Grandes grupos criminales lideran nuestras cárceles con la evidente complicidad de funcionarios. En cada inspección, se incautan armas, computadoras, teléfonos celulares y drogas. Todos estos elementos revelan que nuestras cárceles más bien funcionan como universidades delincuenciales.
La falta de condiciones de seguridad en las penitenciarías debilita la capacidad del sistema penitenciario para rehabilitar delincuentes, así como para prevenir que desde su interior se planifiquen golpes criminales. La carencia de programas efectivos de reinserción social agrava la problemática, perpetuando un ciclo de delincuencia gestado tras los muros carcelarios.
La corrupción y la complicidad de algunos funcionarios penitenciarios con grupos criminales internos han exacerbado la peligrosidad de la situación. La falta de control y supervisión adecuados facilita la organización y ejecución de hechos punibles desde el interior de las cárceles, socavando los esfuerzos por mantener la seguridad ciudadana. El último ejemplo es el atraco al transporte de caudales en Itapúa, del cual se cree que se planeó desde la penitenciaría regional de Itapúa «El Cereso».

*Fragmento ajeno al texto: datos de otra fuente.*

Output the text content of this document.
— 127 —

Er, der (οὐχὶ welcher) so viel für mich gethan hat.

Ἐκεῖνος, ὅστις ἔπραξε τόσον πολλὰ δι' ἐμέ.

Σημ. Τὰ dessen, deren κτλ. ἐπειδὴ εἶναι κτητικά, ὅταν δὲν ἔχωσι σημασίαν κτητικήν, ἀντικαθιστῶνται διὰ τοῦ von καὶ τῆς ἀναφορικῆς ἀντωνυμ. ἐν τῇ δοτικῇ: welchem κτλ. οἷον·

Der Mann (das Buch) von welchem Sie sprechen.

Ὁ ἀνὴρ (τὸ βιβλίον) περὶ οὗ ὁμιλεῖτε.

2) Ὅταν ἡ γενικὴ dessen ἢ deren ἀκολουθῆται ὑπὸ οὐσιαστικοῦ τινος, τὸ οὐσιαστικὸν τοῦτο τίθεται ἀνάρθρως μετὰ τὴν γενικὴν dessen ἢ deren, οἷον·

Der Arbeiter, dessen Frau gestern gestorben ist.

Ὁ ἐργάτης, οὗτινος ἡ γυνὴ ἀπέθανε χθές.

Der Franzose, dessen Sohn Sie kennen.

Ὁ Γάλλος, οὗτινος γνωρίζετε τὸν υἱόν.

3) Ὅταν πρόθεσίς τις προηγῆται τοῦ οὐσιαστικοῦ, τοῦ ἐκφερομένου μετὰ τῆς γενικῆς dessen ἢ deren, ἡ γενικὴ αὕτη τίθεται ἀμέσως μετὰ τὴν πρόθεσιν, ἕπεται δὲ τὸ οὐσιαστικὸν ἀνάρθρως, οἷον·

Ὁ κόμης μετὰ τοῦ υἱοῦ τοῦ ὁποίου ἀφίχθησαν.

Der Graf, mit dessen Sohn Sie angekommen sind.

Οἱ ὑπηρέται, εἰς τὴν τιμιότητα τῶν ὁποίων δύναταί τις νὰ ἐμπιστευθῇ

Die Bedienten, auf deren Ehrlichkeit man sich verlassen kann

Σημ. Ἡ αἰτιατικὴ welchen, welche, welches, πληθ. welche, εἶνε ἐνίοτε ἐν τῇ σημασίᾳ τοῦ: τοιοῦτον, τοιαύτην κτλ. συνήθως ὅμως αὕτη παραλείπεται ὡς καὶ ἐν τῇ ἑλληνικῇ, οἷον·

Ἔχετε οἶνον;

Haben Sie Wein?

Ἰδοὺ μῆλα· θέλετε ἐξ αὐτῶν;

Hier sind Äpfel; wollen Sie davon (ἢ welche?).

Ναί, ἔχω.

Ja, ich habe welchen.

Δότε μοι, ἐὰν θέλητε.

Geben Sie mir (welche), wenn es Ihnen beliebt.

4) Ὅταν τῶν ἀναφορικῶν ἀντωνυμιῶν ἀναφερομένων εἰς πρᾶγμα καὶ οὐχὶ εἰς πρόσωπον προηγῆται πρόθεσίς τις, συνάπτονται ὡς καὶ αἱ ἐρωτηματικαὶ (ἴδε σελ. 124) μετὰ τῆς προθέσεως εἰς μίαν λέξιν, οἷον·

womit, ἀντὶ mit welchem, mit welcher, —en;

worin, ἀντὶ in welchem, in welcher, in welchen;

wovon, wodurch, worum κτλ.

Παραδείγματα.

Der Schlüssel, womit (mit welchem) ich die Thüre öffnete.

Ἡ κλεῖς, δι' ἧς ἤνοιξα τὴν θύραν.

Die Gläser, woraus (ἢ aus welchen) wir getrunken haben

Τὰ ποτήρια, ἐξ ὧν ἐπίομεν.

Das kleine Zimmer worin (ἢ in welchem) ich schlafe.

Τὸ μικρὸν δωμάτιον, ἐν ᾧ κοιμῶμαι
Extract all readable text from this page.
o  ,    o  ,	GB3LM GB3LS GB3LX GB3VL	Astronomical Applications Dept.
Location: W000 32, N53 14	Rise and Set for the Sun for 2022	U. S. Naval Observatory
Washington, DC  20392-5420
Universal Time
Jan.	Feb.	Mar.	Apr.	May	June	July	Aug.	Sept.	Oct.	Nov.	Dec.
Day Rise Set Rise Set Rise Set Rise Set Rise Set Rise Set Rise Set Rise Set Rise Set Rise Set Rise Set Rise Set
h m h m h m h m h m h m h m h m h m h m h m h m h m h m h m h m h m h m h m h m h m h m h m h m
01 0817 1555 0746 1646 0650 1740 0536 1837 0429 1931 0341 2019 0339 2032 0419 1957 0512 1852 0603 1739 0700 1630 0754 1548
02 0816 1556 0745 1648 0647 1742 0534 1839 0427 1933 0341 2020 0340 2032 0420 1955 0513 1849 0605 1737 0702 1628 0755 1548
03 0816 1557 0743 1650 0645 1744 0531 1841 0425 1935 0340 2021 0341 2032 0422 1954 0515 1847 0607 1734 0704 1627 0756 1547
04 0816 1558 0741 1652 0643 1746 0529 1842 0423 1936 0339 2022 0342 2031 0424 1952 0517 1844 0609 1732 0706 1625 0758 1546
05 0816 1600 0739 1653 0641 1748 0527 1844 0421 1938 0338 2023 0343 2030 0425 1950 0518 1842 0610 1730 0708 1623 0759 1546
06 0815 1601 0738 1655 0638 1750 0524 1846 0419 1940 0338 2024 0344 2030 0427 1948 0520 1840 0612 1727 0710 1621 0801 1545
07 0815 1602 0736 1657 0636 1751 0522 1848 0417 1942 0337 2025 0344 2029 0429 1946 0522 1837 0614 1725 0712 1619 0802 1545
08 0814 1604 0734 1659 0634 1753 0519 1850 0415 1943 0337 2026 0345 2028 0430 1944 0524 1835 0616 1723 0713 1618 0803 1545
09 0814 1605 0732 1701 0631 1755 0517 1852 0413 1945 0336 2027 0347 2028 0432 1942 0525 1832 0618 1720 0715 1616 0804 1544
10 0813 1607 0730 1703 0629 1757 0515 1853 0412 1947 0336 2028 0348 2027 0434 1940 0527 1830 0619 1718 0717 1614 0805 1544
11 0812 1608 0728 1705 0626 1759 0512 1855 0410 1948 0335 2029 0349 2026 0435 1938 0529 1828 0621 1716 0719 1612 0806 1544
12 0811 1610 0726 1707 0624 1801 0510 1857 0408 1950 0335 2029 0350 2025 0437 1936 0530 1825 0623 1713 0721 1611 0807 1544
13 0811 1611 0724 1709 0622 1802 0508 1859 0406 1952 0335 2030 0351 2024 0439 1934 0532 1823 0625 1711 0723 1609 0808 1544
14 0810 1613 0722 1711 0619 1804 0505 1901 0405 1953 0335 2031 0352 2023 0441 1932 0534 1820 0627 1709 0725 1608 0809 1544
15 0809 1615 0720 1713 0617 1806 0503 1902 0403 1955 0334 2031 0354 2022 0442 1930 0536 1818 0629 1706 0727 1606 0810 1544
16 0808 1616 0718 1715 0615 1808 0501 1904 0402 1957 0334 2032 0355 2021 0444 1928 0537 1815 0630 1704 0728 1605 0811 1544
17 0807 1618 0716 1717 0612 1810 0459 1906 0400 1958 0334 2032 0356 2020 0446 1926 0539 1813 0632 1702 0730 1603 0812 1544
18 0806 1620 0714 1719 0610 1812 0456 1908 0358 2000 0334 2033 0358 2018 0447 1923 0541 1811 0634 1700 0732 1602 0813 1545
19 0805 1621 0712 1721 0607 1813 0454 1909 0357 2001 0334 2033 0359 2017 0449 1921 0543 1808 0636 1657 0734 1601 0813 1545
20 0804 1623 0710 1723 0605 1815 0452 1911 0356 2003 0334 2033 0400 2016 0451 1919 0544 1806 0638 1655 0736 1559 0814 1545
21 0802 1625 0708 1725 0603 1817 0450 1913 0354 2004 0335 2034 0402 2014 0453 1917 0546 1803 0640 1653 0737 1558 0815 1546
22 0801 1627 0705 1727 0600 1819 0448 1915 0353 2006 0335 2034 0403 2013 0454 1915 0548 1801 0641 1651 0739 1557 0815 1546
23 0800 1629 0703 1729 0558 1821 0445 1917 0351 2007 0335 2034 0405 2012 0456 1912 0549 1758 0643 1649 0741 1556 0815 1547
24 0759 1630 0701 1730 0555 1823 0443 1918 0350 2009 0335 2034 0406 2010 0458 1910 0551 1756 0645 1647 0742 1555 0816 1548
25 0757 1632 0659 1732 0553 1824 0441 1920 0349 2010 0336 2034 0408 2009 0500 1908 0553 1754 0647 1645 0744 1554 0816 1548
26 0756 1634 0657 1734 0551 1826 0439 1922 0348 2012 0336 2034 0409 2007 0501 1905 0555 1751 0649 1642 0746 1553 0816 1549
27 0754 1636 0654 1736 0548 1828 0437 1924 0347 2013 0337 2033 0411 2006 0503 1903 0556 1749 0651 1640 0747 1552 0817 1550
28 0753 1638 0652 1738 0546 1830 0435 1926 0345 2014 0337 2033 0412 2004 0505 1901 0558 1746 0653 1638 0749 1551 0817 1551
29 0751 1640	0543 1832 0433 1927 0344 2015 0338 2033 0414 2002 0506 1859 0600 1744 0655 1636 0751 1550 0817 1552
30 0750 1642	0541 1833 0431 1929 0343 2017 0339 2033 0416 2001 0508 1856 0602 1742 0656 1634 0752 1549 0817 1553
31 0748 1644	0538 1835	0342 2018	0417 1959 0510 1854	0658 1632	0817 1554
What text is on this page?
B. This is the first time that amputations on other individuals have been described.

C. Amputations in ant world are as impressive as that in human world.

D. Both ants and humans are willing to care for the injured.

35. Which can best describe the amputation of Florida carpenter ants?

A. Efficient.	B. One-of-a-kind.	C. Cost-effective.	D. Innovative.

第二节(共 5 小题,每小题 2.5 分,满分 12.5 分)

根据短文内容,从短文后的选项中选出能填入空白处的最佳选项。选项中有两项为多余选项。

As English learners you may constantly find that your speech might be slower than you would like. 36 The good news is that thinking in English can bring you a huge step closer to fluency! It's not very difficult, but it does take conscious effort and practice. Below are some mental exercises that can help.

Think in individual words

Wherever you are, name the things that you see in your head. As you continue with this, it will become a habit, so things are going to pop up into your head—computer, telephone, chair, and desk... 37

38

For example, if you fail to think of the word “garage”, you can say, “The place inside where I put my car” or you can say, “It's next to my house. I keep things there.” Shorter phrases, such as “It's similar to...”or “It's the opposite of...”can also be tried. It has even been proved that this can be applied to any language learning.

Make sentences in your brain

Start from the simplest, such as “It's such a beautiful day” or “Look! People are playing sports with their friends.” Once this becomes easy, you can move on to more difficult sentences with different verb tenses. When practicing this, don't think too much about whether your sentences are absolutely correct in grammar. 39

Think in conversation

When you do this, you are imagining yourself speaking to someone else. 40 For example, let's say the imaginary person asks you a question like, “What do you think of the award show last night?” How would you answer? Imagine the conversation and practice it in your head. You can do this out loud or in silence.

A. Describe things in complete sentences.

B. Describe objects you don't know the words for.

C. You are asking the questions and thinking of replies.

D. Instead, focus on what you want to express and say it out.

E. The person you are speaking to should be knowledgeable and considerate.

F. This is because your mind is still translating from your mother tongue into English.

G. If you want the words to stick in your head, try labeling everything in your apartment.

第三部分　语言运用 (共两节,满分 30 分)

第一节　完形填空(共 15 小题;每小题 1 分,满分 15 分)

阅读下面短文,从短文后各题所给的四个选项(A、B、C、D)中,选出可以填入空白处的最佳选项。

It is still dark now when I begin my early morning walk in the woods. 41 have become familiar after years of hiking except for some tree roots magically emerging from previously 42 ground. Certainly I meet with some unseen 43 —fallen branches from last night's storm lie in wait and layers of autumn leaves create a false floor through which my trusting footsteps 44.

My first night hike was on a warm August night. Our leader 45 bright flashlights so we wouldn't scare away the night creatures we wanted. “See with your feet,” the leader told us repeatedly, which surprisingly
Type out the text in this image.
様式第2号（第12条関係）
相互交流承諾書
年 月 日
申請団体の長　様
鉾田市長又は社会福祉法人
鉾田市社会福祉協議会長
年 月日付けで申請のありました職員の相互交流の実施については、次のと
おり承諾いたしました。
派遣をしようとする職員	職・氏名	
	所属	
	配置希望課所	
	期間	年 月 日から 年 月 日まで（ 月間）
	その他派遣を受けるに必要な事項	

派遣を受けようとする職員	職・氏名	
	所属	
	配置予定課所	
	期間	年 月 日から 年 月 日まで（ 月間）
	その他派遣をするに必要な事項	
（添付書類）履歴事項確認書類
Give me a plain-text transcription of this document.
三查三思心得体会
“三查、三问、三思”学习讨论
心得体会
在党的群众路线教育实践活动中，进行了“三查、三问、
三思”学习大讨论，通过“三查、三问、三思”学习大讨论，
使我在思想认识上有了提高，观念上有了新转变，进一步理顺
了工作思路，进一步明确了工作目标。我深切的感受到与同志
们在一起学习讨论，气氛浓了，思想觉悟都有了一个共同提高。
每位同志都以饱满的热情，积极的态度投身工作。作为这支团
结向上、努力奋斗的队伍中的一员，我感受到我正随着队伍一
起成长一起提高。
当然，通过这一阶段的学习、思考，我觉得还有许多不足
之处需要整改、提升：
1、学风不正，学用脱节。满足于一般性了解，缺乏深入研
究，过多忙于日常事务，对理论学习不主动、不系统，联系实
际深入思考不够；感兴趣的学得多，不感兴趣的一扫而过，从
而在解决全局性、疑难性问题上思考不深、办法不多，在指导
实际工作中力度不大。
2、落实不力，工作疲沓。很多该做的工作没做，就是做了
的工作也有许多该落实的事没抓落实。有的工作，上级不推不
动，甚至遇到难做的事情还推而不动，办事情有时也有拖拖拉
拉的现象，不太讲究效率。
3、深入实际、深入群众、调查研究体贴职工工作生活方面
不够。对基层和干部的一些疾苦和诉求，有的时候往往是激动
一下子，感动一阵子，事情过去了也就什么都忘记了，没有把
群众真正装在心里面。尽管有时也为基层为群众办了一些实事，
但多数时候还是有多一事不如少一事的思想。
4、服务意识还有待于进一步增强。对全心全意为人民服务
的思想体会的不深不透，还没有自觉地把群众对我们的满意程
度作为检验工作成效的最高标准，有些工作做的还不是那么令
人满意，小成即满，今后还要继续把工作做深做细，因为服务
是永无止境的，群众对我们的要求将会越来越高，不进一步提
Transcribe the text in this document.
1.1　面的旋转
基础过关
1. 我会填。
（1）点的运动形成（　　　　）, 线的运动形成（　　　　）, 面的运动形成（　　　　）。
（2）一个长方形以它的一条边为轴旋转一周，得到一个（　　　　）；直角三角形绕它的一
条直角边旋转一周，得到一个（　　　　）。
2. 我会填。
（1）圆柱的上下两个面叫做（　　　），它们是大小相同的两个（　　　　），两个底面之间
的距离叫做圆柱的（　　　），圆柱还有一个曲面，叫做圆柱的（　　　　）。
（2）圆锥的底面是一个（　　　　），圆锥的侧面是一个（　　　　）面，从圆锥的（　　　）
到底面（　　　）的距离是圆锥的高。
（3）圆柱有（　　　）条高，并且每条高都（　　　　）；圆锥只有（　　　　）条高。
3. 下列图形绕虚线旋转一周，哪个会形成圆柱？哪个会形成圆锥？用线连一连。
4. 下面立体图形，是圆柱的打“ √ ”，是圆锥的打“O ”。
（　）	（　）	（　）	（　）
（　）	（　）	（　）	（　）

Es imperativo que nuestras autoridades no pierdan ni un día más. Es urgente abordar de manera inmediata esta crisis, implementando medidas efectivas para descongestionar las prisiones, mejorar las condiciones de seguridad y erradicar la corrupción en el sistema penitenciario. Solo a través de una acción fuerte, decidida y coordinada se podrá contener el peligro latente que representa esta situación para toda la sociedad.